A fellow loss mom reached out to me in the early weeks of Beckett's arrival and warned me that there may be some guilt related to not thinking much about our firstborn for a while. Unsurprisingly, she was right! A thought of Kyler would cross my mind while carrying Beckett back to change another diaper, when I saw the many Ky's bunnies in the nursery, or watching other one-year-olds at church, but by and large Kyler was absent from my thoughts. I suppose it felt too difficult to process anything other than Beckett gaining weight and staying healthy. Now that I have more hands-free time with the chunk of a baby sleeping better, I've noticed (without effort) Kyler entering my thoughts more. I'm thankful for that. It feels unnatural to carry and birth a child and not to have them claim their rightful place in your thoughts, despite not knowing much about them. I don't know that he will always be on our Christmas cards, or that I'll often answer "two" in response to how many kids I have, but I can't erase him from our family. Nor do I want to. This child has shaped the way I view heaven, death, loss, and the realness and depth of life... hopefully forever.


I backed up all of my old photos on a hard drive this week, which required me to look back on the many pictures during and post Kyler, including my video of Shay's reaction when I told him we were pregnant, our gender reveal, babymoon, showers, etc. It hit me that we had been totally naive in our happiness, not a clue as to what would happen. But if we had to do it over again, I might choose to do it the same- without knowing how it would end - because Kyler's pregnancy was filled with much more gratitude and enjoyment than Beckett's. Regardless, I'm aware that the rest of our lives will be lived in a manner similar to both pregnancies: we're wholly unaware what our days will require of us. I'd rather live the rest of mine like we did during Ky's pregnancy, joyful and in anticipation of good things.
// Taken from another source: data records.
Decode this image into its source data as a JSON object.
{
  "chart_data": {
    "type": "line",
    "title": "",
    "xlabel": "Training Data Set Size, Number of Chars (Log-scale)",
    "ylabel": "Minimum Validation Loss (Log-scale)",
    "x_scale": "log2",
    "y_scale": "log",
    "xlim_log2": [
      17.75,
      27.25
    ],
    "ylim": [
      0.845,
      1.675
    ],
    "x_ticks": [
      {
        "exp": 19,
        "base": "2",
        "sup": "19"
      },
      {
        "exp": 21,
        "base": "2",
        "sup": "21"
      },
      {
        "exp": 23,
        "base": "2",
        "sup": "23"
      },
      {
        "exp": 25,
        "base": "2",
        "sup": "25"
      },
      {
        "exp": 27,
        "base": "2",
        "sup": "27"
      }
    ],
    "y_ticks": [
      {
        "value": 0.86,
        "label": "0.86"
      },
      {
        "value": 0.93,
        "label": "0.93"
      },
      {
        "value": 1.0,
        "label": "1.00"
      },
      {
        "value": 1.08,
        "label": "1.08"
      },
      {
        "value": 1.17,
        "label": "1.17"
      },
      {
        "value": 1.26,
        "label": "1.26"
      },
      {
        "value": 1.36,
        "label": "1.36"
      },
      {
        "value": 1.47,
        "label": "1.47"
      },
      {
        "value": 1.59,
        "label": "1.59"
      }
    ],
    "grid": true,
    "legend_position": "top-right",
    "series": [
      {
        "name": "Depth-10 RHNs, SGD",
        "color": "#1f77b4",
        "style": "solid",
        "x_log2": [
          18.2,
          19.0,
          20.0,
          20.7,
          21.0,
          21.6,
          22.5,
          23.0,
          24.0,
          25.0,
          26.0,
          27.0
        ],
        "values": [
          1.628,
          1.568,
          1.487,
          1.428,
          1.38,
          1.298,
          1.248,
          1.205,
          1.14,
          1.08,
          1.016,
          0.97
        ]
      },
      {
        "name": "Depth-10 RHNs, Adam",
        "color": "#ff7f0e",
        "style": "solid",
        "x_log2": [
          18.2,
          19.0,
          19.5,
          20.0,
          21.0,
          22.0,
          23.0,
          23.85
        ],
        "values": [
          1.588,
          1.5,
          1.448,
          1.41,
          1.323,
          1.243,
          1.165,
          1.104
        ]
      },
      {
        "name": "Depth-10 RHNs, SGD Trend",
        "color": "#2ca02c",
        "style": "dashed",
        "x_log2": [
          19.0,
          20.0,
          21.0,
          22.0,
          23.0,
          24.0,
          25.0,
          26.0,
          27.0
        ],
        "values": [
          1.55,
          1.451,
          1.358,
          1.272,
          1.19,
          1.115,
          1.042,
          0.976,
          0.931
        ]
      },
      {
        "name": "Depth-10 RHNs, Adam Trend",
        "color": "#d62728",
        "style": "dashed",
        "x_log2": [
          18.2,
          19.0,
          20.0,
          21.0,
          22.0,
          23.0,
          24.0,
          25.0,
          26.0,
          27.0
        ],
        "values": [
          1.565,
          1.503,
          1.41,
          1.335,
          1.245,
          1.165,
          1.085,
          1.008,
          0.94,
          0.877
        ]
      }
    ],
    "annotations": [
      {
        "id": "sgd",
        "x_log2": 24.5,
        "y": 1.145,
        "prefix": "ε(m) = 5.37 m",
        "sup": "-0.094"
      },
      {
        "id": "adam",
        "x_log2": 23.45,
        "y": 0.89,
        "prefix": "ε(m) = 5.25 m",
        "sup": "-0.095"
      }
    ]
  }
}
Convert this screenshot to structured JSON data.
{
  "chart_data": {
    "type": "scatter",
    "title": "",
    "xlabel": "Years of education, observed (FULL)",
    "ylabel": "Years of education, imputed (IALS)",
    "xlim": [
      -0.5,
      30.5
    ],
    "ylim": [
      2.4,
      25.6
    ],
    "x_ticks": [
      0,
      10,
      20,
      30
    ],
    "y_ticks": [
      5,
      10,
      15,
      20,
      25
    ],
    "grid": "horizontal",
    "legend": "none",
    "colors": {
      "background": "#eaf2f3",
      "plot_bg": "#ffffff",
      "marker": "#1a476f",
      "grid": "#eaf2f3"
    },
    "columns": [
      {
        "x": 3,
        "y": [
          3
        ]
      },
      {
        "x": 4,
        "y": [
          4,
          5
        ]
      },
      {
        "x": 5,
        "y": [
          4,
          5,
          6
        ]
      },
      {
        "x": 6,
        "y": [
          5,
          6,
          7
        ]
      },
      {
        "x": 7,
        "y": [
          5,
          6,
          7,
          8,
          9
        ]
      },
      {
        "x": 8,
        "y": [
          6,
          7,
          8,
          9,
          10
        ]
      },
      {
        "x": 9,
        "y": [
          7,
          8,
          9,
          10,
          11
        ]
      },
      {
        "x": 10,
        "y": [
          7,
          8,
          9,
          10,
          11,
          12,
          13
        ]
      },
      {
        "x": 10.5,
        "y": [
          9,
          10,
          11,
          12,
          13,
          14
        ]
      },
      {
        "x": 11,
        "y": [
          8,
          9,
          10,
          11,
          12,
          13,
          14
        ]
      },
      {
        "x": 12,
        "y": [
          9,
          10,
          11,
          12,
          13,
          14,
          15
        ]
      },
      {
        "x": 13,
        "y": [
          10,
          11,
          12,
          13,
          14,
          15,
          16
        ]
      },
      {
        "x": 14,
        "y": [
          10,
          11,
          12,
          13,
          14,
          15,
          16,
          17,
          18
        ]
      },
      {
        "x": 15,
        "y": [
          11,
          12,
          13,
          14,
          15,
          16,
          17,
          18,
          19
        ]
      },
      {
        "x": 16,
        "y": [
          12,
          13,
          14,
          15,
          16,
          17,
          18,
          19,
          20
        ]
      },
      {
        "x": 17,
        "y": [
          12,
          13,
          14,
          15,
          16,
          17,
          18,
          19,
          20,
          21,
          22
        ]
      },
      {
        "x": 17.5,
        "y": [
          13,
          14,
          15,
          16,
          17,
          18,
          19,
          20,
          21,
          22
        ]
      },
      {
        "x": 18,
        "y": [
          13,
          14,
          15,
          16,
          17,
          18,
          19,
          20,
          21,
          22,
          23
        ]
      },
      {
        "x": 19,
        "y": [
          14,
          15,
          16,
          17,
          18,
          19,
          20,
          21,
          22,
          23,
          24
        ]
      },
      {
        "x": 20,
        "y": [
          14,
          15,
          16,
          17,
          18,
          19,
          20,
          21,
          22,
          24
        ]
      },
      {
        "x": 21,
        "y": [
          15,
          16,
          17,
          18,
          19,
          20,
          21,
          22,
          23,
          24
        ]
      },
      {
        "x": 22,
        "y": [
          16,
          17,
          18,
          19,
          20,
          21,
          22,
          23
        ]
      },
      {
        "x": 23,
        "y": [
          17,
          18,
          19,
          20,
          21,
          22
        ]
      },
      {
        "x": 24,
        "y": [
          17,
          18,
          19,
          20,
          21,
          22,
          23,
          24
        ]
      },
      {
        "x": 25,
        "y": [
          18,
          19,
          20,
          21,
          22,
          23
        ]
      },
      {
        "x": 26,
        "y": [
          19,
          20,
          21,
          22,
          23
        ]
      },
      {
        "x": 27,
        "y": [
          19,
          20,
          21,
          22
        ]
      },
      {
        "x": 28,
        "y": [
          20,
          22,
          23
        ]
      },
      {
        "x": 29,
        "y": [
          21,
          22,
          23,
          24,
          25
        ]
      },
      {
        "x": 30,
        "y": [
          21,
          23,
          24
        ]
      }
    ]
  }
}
Two weeks ago, Luke 19 made an appearance in a book I'm reading. It's the story Jesus tells of a king who left his city and servants to go obtain a kingdom, and gave his servants each a significant amount of money to "do business" with while he was gone. If my interpretation is right (and the commentary that informed it, ha), then the takeaway is that I have great responsibility to improve upon the world's knowledge of eternal life won for us by Christ... if I call myself a Christian. Luke 19 was quite a re-focuser, providing intention to my days that should've been there all along. Perhaps instead of standing fearful with one eye closed toward the rest of life, curious what other hard things are ahead, I should "run the race with perseverance," knowing that "he who promised is faithful" and will take us to be with him in the kingdom he's prepared for us -- with many rooms!

Whether death may come early in life or late, we are certain that it will come. And instead of living crouched in a self-protective stance ("for you are not given a spirit of fear, but of power and love and a sound mind"), I want to live out my God-given intention, that in all things He may be glorified such that others will wonder the reason for the eternal and sure hope that we have. I am thankful to have had to think on these things more, and practice reminding myself (or being reminded gently) that the purpose of life lived here does not have anything to do with me, but everything to do with crying out with creation what hope of perfection awaits us. Maybe it takes imperfection, fear, sin, death to help us more clearly see and crave what true perfection, joy, holiness, and life look like.


These song lyrics were the first thing printed in our church handout this week:


Be still, my soul: the Lord is on thy side.

Bear patiently the cross of grief or pain.

Leave to thy God to order and provide;

In every change, He faithful will remain.

Be still, my soul: thy best, thy heavenly Friend.

Through thorny ways leads to a joyful end.


Be still, my soul: the waves and winds still know

His voice who ruled them while He dwelt below.


Be still, my soul: the hour is hastening on

When we shall be forever with the Lord.

When disappointment, grief, and fear are gone,

Sorrow forgot, love's purest joys restored.

Be still, my soul: when change and tears are past,

All safe and blessed we shall meet at last.